Globalisation: the glass is half empty

One of the many fascinating facts that you see in Economic History and Modern India: Redefining the Link by Tirthankar Roy (Journal of Economic Perspectives, Summer 2002) is about India’s trade/GDP ratio. The trade/GDP ratio rose dramatically from 1 to 2 per cent in 1800 to 20 per cent in 1914.

By 1970, the trade/GDP ratio had dropped to 8 per cent. It was only in the mid 1990s, the trade/GDP ratio had got back to
the 20 per cent value seen in 1914.

Most people in India today are not aware of the pre-War world, where goods and services flowed freely across the boundary, when
people in India diversified their portfolios across the globe, travelled freely within the British Empire, etc.

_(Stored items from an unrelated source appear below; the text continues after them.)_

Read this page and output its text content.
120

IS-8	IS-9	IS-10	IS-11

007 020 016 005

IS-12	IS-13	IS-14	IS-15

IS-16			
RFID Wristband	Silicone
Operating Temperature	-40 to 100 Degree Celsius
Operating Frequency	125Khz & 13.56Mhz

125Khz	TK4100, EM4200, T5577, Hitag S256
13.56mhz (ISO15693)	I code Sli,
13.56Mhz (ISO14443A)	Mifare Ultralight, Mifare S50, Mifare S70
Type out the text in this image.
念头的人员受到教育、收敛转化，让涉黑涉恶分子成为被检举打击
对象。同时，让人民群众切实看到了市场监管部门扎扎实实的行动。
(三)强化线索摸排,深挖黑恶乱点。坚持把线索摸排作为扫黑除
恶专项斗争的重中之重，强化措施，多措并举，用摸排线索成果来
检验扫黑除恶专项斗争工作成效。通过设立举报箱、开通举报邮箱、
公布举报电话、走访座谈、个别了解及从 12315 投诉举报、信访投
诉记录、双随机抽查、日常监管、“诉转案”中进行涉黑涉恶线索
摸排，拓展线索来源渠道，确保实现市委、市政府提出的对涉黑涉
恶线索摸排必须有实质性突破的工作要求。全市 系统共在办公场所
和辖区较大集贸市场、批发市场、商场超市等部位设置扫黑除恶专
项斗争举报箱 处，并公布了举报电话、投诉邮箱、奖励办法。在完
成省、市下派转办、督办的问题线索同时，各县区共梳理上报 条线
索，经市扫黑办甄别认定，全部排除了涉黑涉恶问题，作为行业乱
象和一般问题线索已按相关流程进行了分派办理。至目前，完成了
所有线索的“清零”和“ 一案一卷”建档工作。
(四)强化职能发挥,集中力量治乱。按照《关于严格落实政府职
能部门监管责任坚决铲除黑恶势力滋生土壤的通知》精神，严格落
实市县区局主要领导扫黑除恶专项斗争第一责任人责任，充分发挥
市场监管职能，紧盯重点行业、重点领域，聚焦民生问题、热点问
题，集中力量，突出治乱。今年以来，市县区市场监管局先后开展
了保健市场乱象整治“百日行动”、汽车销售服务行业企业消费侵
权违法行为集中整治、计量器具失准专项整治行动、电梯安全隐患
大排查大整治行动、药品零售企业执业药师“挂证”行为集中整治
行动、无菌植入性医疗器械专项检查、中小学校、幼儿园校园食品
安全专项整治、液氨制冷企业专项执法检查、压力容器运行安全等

After the War, there was a big push worldwide to reduce trade barriers. Governments, then, made the call that agriculture was not
worth fighting for (since it was a fading share of world GDP but a large number of votes), and focused on manufacturing. By and large,
this worked. Trade in manufacturing is pretty free worldwide.

But world GDP shifted away from manufacturing. Today, world GDP is dominated by services. World GDP is now 5.8% agriculture, 30.8% manufacturing and 63.4% services.

Crudely speaking, if we have full free trade in goods, but zero trade in agriculture or services, then 69% of World GDP is submerged
in autarky.

Over the last 20 years, manufacturing trade liberalisation has continued, but the share of services in world GDP has risen. I suspect
that overall, this has made the world less hospitable to trade.

An interesting article on voxEU by Sebastien Miroudot, Jehan Sauvage and Ben Shepherd points out that in the aggregate, the costs of trade have dropped sharply for goods from 1995 onwards, but not for services.

We need to work harder on removing a variety of barriers to trade in goods. But we need to work much harder on removing the barriers to trade in services.

In this sense, the globalisation project is far from done. By and large, the world has done well on removing barriers to the movement of goods and capital (though India is as yet a laggard on both fronts). The two great frontiers are now trade in services and the movement of people. Given the huge footprint of services in world GDP, it is not even the case that we are exposing the world economy to as much global competition as was the case a few decades ago, when manufacturing was a big part of world trade and there was a lot of trade in it.